Waymo has sued California’s Department of Motor Vehicles (DMV) to stop autonomous car crash data as well as other data from becoming public. The argument is that the data is a trade secret. TechCrunch noted that Waymo sued because it wants to protect details about how its emergency backup system works, including internal processes for assessing and remediating the circumstances leading up to collisions — and also how it navigates through certain conditions.
On Monday, a judge granted Waymo a temporary restraining order and gave the company 22 more days to keep its secrets. On February 22, 2022, there will be another hearing that will address the question as to whether or not the information should continue to be redacted from the public record.
Autonomous vehicle developers testing and deploying in California must receive a series of permits from the DMV. Applying for these permits requires companies to submit information about their safety practices, technology, and information. The DMV typically asks follow-up questions, Yahoo! News noted. In Waymo’s case, the DMV offered the company to censor sections that could possibly reveal trade secrets. Not only did Waymo do this, but it even censored certain questions that the DMV asked.
The DMV challenged the blackouts and told Waymo that it would have to release the information or seek an injunction that prohibits the disclosure of the data in unredacted form. And that’s how we got to this point. Waymo also said that the DMV advised it to file a temporary restraining order against the DMV — yes, against itself.
When the requester then challenged the blackouts, the DMV told Waymo it would have to release the information unless Waymo sought an injunction prohibiting the disclosure of the material in unredacted form. According to Waymo, the DMV advised the company to also file a temporary restraining order against the DMV.

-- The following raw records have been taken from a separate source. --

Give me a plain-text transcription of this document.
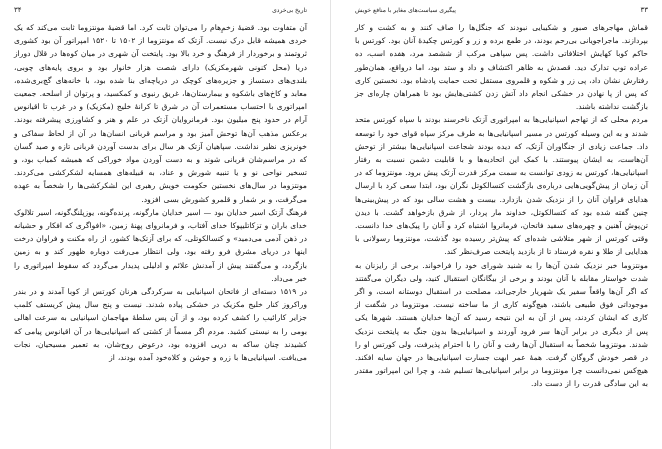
تاریخ بی‌خردی
۳۴

آن متفاوت بود. قضیهٔ زخمِ‌هام را می‌توان ثابت کرد. اما قضیهٔ مونتزوما ثابت می‌کند که یک خردی همیشه قابل درک نیست. آزتک که مونتزوما از ۱۵۰۲ تا ۱۵۲۰ امپراتور آن بود کشوری ثروتمند و برخوردار از فرهنگ و خرد بالا بود. پایتخت آن شهری در میان کوه‌ها در قلال دوراز دریا (محل کنونی شهرمکزیک) دارای شصت هزار خانوار بود و بروی پایه‌های چوبی، بلندی‌های دستساز و جزیره‌های کوچک در دریاچه‌ای بنا شده بود، با خانه‌های گچ‌بری‌شده، معابد و کاخ‌های باشکوه و بیمارستان‌ها، غریق رنبوی و کمکسید، و پرتوان از اسلحه. جمعیت امپراتوری با احتساب مستعمرات آن در شرق تا کرانهٔ خلیج (مکزیک) و در غرب تا اقیانوس آرام در حدود پنج میلیون بود. فرمانروایان آزتک در علم و هنر و کشاورزی پیشرفته بودند. برعکس مذهب آن‌ها توحش آمیز بود و مراسم قربانی انسان‌ها در آن از لحاظ سفاکی و خونریزی نظیر نداشت. سپاهیان آزتک هر سال برای بدست آوردن قربانی تازه و صید گسان که در مراسم‌شان قربانی شوند و به دست آوردن مواد خوراکی که همیشه کمیاب بود، و تسخیر نواحی نو و یا تنبیه شورش و عناد، به قبیله‌های همسایه لشکرکشی می‌کردند. مونتزوما در سال‌های نخستین حکومت خویش رهبری این لشکرکشی‌ها را شخصاً به عهده می‌گرفت، و بر شمار و قلمرو کشورش بسی افزود.

فرهنگ آزتک اسیر خدایان بود — اسیر خدایان مارگونه، پرنده‌گونه، یوزپلنگ‌گونه، اسیر تلالوک خدای باران و تزکاتلیپوکا خدای آفتاب، و فرمانروای پهنهٔ زمین، «افواگری که افکار و حشیانه در ذهن آدمی می‌دمید» و کتسالکوتلی، که برای آزتک‌ها کشور، از راه مکنت و فراوان درخت اینها در دریای مشرق فرو رفته بود، ولی انتظار می‌رفت دوباره ظهور کند و به زمین بازگردد، و می‌گفتند پیش از آمدنش علائم و ادلیلی پدیدار می‌گردد که سقوط امپراتوری را خبر می‌داد.

در ۱۵۱۹ دسته‌ای از فاتحان اسپانیایی به سرکردگی هرنان کورتس از کوبا آمدند و در بندر وراکروز کنار خلیج مکزیک در خشکی پیاده شدند. نیست و پنج سال پیش کریستف کلمب جزایر کارائیب را کشف کرده بود، و از آن پس سلطهٔ مهاجمان اسپانیایی به سرعت اهالی بومی را به نیستی کشید. مردم اگر مسماً از کشتی که اسپانیایی‌ها در آن اقیانوس پیامی که کشیدند چنان ساکه به دریی افزوده بود، درعوض روح‌شان، به تعمیر مسیحیان، نجات می‌یافت. اسپانیایی‌ها با زره و جوشن و کلاه‌خود آمده بودند، از

۳۳
پیگیری سیاست‌های مغایر با منافع خویش

قماش مهاجرهای صبور و شکیبایی نبودند که جنگل‌ها را صاف کنند و به کشت و کار بپردازند. ماجراجویانی بی‌رحم بودند، در طمع برده و زر و کورتس چکیدهٔ آنان بود. کورتس با حاکم کوبا کهایش اختلافاتی داشت. پس سپاهی مرکب از ششصد مرد، هفده اسب، ده عراده توپ تدارک دید. قصدش به ظاهر اکتشاف و داد و ستد بود، اما درواقع، همان‌طور رفتارش نشان داد، پی زر و شکوه و قلمروی مستقل تحت حمایت پادشاه بود. نخستین کاری که پس از پا نهادن در خشکی انجام داد آتش زدن کشتی‌هایش بود تا همراهان چاره‌ای جز بازگشت نداشته باشند.

مردم محلی که از تهاجم اسپانیایی‌ها به امپراتوری آزتک ناخرسند بودند با سپاه کورتس متحد شدند و به این وسیله کورتس در مسیر اسپانیایی‌ها به طرف مرکز سپاه قوای خود را توسعه داد. جماعت زیادی از جنگاوران آزتک، که دیده بودند شجاعت اسپانیایی‌ها بیشتر از توحش آن‌هاست، به ایشان پیوستند. با کمک این اتحادیه‌ها و با قابلیت دشمن نسبت به رفتار اسپانیایی‌ها، کورتس به زودی توانست به سمت مرکز قدرت آزتک پیش برود. مونتزوما که در آن زمان از پیش‌گویی‌هایی درباره‌ی بازگشت کتسالکوتل نگران بود، ابتدا سعی کرد با ارسال هدایای فراوان آنان را از نزدیک شدن بازدارد. بیست و هشت سالی بود که در پیش‌بینی‌ها چنین گفته شده بود که کتسالکوتل، خداوند مار پردار، از شرق بازخواهد گشت. با دیدن تن‌پوش آهنین و چهره‌های سفید فاتحان، فرمانروا اشتباه کرد و آنان را پیک‌های خدا دانست. وقتی کورتس از شهر متلاشی شده‌ای که پیش‌تر رسیده بود گذشت، مونتزوما رسولانی با هدایایی از طلا و نقره فرستاد تا از بازدید پایتخت صرف‌نظر کند.

مونتزوما خبر نزدیک شدن آن‌ها را به شنید شورای خود را فراخواند. برخی از رایزنان به شدت خواستار مقابله با آنان بودند و برخی از بیگانگان استقبال کنید، ولی دیگران می‌گفتند که اگر آن‌ها واقعاً سفیر یک شهریار خارجی‌اند، مصلحت در استقبال دوستانه است، و اگر موجوداتی فوق طبیعی باشند، هیچ‌گونه کاری از ما ساخته نیست. مونتزوما در شگفت از کاری که ایشان کردند، پس از آن به این نتیجه رسید که آن‌ها خدایان هستند. شهرها یکی پس از دیگری در برابر آن‌ها سر فرود آوردند و اسپانیایی‌ها بدون جنگ به پایتخت نزدیک شدند. مونتزوما شخصاً به استقبال آن‌ها رفت و آنان را با احترام پذیرفت، ولی کورتس او را در قصر خودش گروگان گرفت. همهٔ عمر ابهت جسارت اسپانیایی‌ها در جهان سایه افکند. هیچ‌کس نمی‌دانست چرا مونتزوما در برابر اسپانیایی‌ها تسلیم شد، و چرا این امپراتور مقتدر به این سادگی قدرت را از دست داد.
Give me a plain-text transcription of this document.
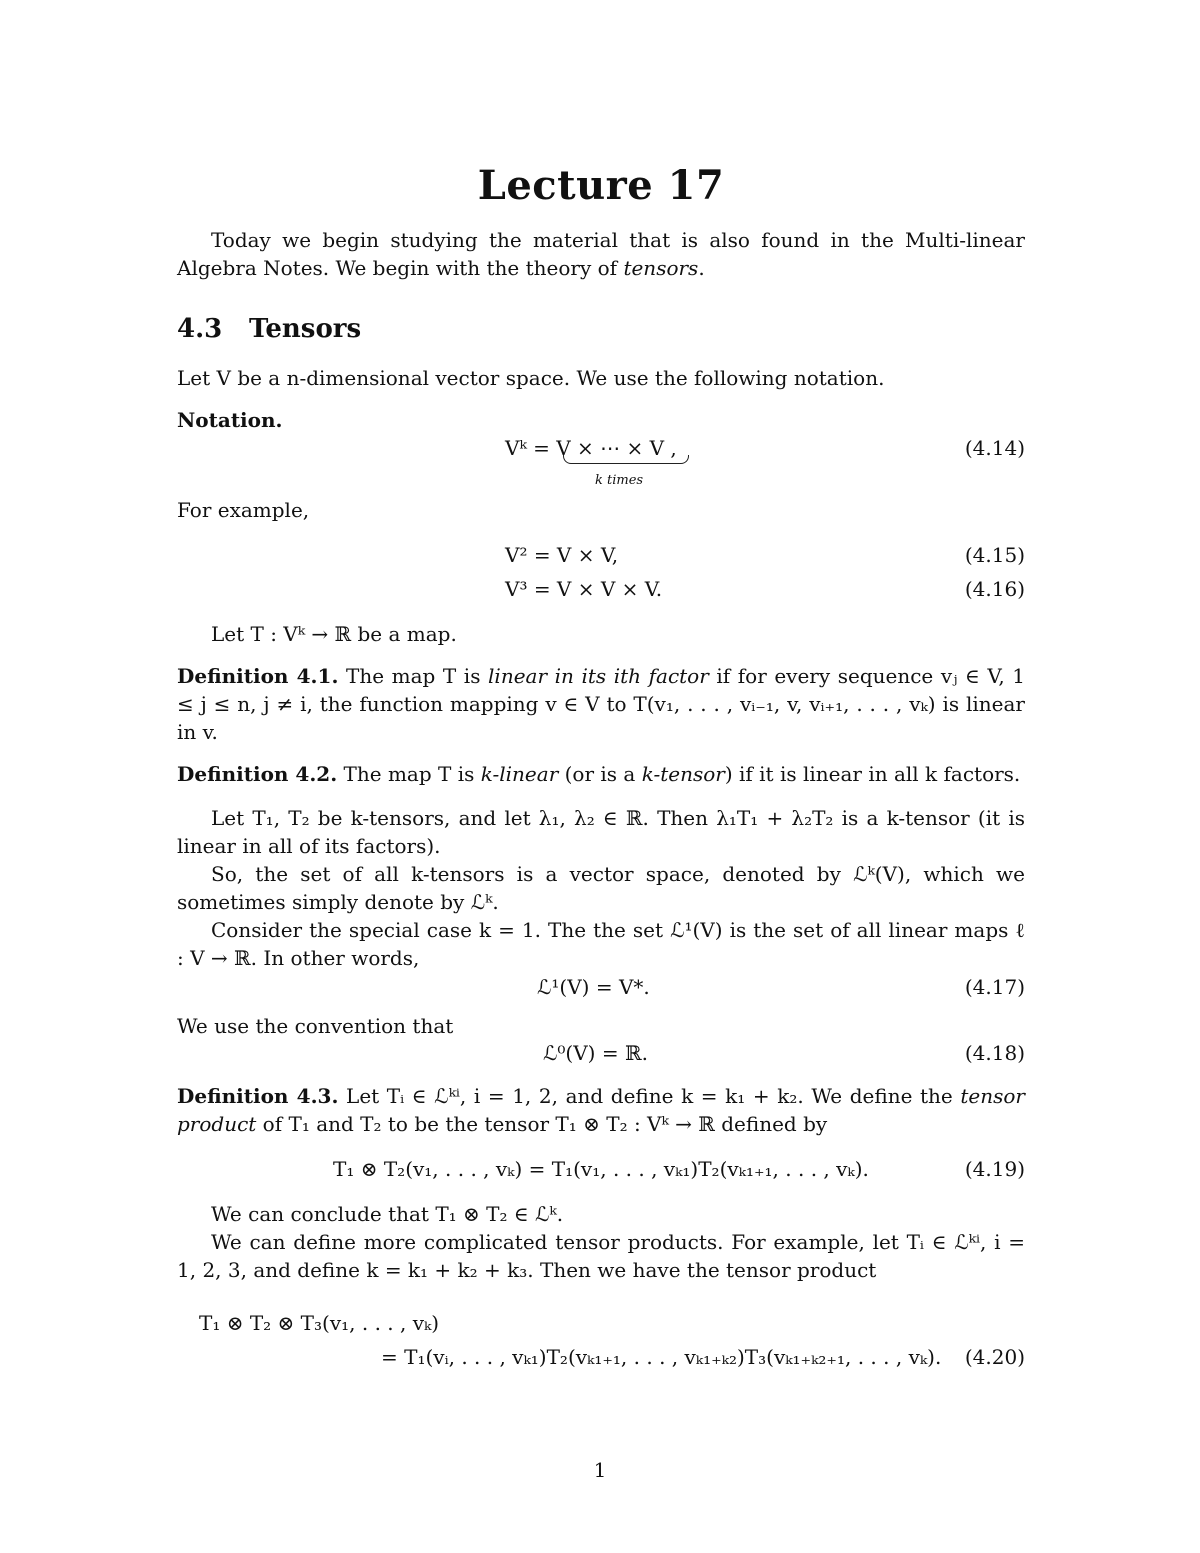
Lecture 17
Today we begin studying the material that is also found in the Multi-linear Algebra Notes. We begin with the theory of tensors.
4.3 Tensors
Let V be a n-dimensional vector space. We use the following notation.
Notation.
Vᵏ = V × ⋯ × V ,
k times
(4.14)
For example,
V² = V × V,	(4.15)
V³ = V × V × V.	(4.16)
Let T : Vᵏ → ℝ be a map.
Definition 4.1. The map T is linear in its ith factor if for every sequence vⱼ ∈ V, 1 ≤ j ≤ n, j ≠ i, the function mapping v ∈ V to T(v₁, . . . , vᵢ₋₁, v, vᵢ₊₁, . . . , vₖ) is linear in v.
Definition 4.2. The map T is k-linear (or is a k-tensor) if it is linear in all k factors.
Let T₁, T₂ be k-tensors, and let λ₁, λ₂ ∈ ℝ. Then λ₁T₁ + λ₂T₂ is a k-tensor (it is linear in all of its factors).
So, the set of all k-tensors is a vector space, denoted by ℒᵏ(V), which we sometimes simply denote by ℒᵏ.
Consider the special case k = 1. The the set ℒ¹(V) is the set of all linear maps ℓ : V → ℝ. In other words,
ℒ¹(V) = V*.	(4.17)
We use the convention that
ℒ⁰(V) = ℝ.	(4.18)
Definition 4.3. Let Tᵢ ∈ ℒᵏⁱ, i = 1, 2, and define k = k₁ + k₂. We define the tensor product of T₁ and T₂ to be the tensor T₁ ⊗ T₂ : Vᵏ → ℝ defined by
T₁ ⊗ T₂(v₁, . . . , vₖ) = T₁(v₁, . . . , vₖ₁)T₂(vₖ₁₊₁, . . . , vₖ).	(4.19)
We can conclude that T₁ ⊗ T₂ ∈ ℒᵏ.
We can define more complicated tensor products. For example, let Tᵢ ∈ ℒᵏⁱ, i = 1, 2, 3, and define k = k₁ + k₂ + k₃. Then we have the tensor product
T₁ ⊗ T₂ ⊗ T₃(v₁, . . . , vₖ)
= T₁(vᵢ, . . . , vₖ₁)T₂(vₖ₁₊₁, . . . , vₖ₁₊ₖ₂)T₃(vₖ₁₊ₖ₂₊₁, . . . , vₖ). (4.20)
1
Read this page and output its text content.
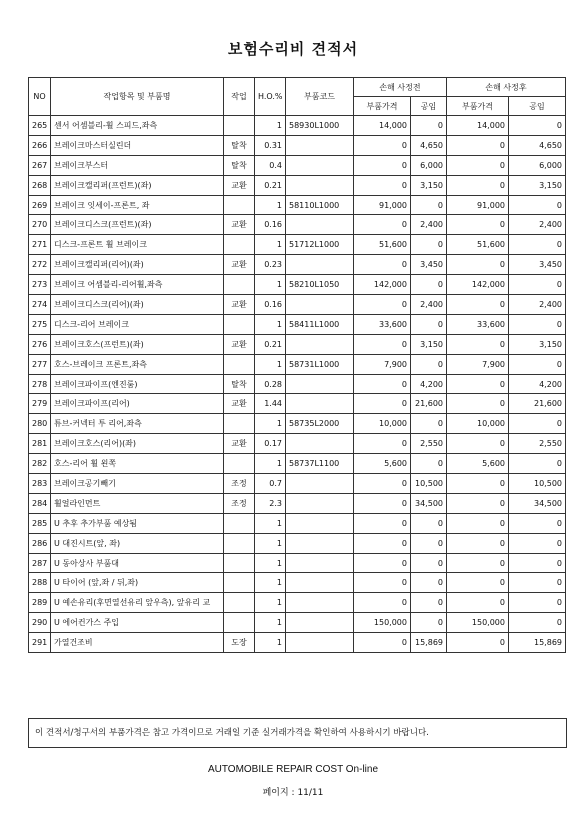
보험수리비 견적서
NO	작업항목 및 부품명	작업	H.O.%	부품코드	손해 사정전		손해 사정후	
					부품가격	공임	부품가격	공임
265	센서 어셈블리-휠 스피드,좌측		1	58930L1000	14,000	0	14,000	0
266	브레이크마스터실린더	탈착	0.31		0	4,650	0	4,650
267	브레이크부스터	탈착	0.4		0	6,000	0	6,000
268	브레이크캘리퍼(프런트)(좌)	교환	0.21		0	3,150	0	3,150
269	브레이크 잇세이-프론트, 좌		1	58110L1000	91,000	0	91,000	0
270	브레이크디스크(프런트)(좌)	교환	0.16		0	2,400	0	2,400
271	디스크-프론트 휠 브레이크		1	51712L1000	51,600	0	51,600	0
272	브레이크캘리퍼(리어)(좌)	교환	0.23		0	3,450	0	3,450
273	브레이크 어셈블리-리어휠,좌측		1	58210L1050	142,000	0	142,000	0
274	브레이크디스크(리어)(좌)	교환	0.16		0	2,400	0	2,400
275	디스크-리어 브레이크		1	58411L1000	33,600	0	33,600	0
276	브레이크호스(프런트)(좌)	교환	0.21		0	3,150	0	3,150
277	호스-브레이크 프론트,좌측		1	58731L1000	7,900	0	7,900	0
278	브레이크파이프(엔진룸)	탈착	0.28		0	4,200	0	4,200
279	브레이크파이프(리어)	교환	1.44		0	21,600	0	21,600
280	튜브-커넥터 투 리어,좌측		1	58735L2000	10,000	0	10,000	0
281	브레이크호스(리어)(좌)	교환	0.17		0	2,550	0	2,550
282	호스-리어 휠 왼쪽		1	58737L1100	5,600	0	5,600	0
283	브레이크공기빼기	조정	0.7		0	10,500	0	10,500
284	휠얼라인먼트	조정	2.3		0	34,500	0	34,500
285	U 추후 추가부품 예상됨		1		0	0	0	0
286	U 대진시트(앞, 좌)		1		0	0	0	0
287	U 동아상사 부품대		1		0	0	0	0
288	U 타이어 (앞,좌 / 뒤,좌)		1		0	0	0	0
289	U 예손유리(후면열선유리 앞우측), 앞유리 교		1		0	0	0	0
290	U 에어컨가스 주입		1		150,000	0	150,000	0
291	가열건조비	도장	1		0	15,869	0	15,869
이 견적서/청구서의 부품가격은 참고 가격이므로 거래일 기준 실거래가격을 확인하여 사용하시기 바랍니다.
AUTOMOBILE REPAIR COST On-line
페이지 : 11/11
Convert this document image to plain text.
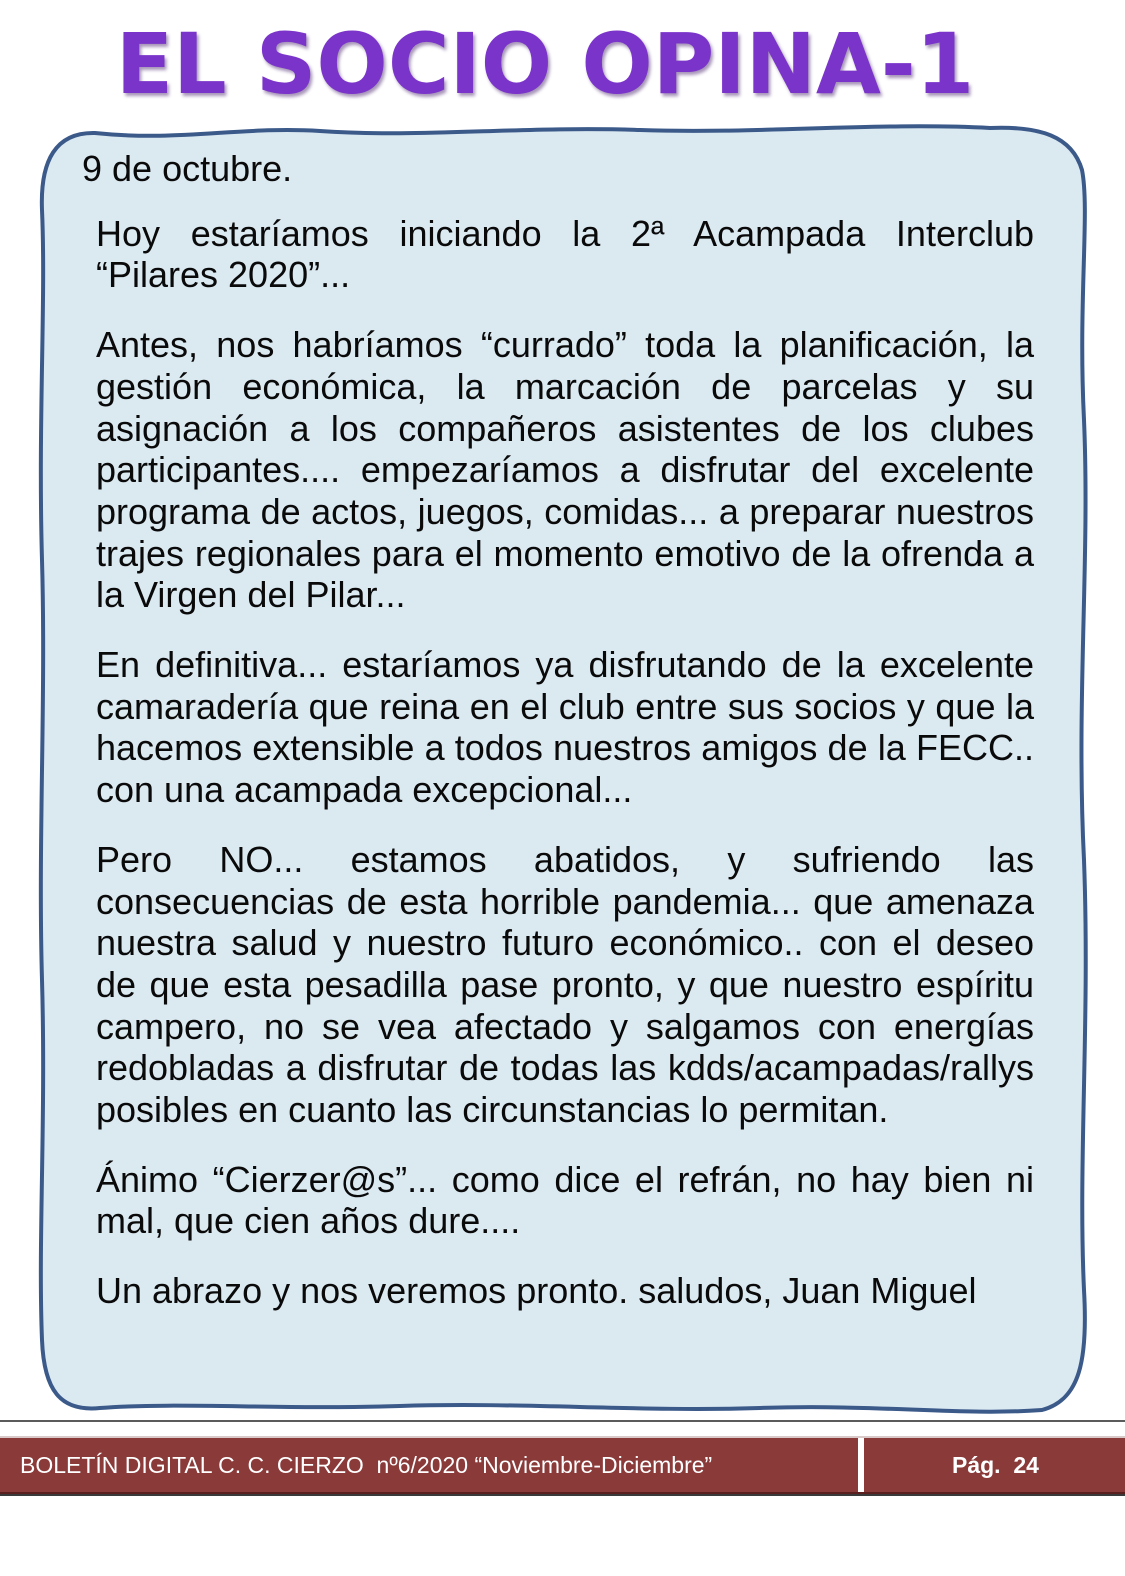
EL SOCIO OPINA-1

9 de octubre.

Hoy estaríamos iniciando la 2ª Acampada Interclub “Pilares 2020”...

Antes, nos habríamos “currado” toda la planificación, la gestión económica, la marcación de parcelas y su asignación a los compañeros asistentes de los clubes participantes.... empezaríamos a disfrutar del excelente programa de actos, juegos, comidas... a preparar nuestros trajes regionales para el momento emotivo de la ofrenda a la Virgen del Pilar...

En definitiva... estaríamos ya disfrutando de la excelente camaradería que reina en el club entre sus socios y que la hacemos extensible a todos nuestros amigos de la FECC.. con una acampada excepcional...

Pero NO... estamos abatidos, y sufriendo las consecuencias de esta horrible pandemia... que amenaza nuestra salud y nuestro futuro económico.. con el deseo de que esta pesadilla pase pronto, y que nuestro espíritu campero, no se vea afectado y salgamos con energías redobladas a disfrutar de todas las kdds/acampadas/rallys posibles en cuanto las circunstancias lo permitan.

Ánimo “Cierzer@s”... como dice el refrán, no hay bien ni mal, que cien años dure....

Un abrazo y nos veremos pronto. saludos, Juan Miguel

BOLETÍN DIGITAL C. C. CIERZO  nº6/2020 “Noviembre-Diciembre”	Pág.  24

The information that Waymo wants to keep private includes how it addresses disengagement and collision incidents. Revealing this information, the company noted, will cause damage to it and undermine its investments in automated driving technology. It will also have “a chilling effect across the industry.”
Waymo also argued that if the data was made public, it “could provide strategic insight to Waymo’s competitors and third parties regarding Waymo’s assessment of those collisions from a variety of different perspectives, including potential technological remediation.”
In the TechCrunch article, Matthew Wansley, former general counsel of nuTonomy and a law professor at Yeshiva University’s Cardozo School of Law in New York, shared thoughts about the information that Waymo wants to protect. He said that it is possible that some of it isn’t widely known and could be economically valuable to competitors. But he doubts that all of the information would qualify as a trade secret.
However, he provided a solution to the problem. In a nutshell, it is that companies be required to file crash reports. He also brought up the weaknesses in California’s crash reporting system — if a safety driver was in control of the vehicle at the time of the crash, the company isn’t required to say whether or not the driver took over in the moments before the crash.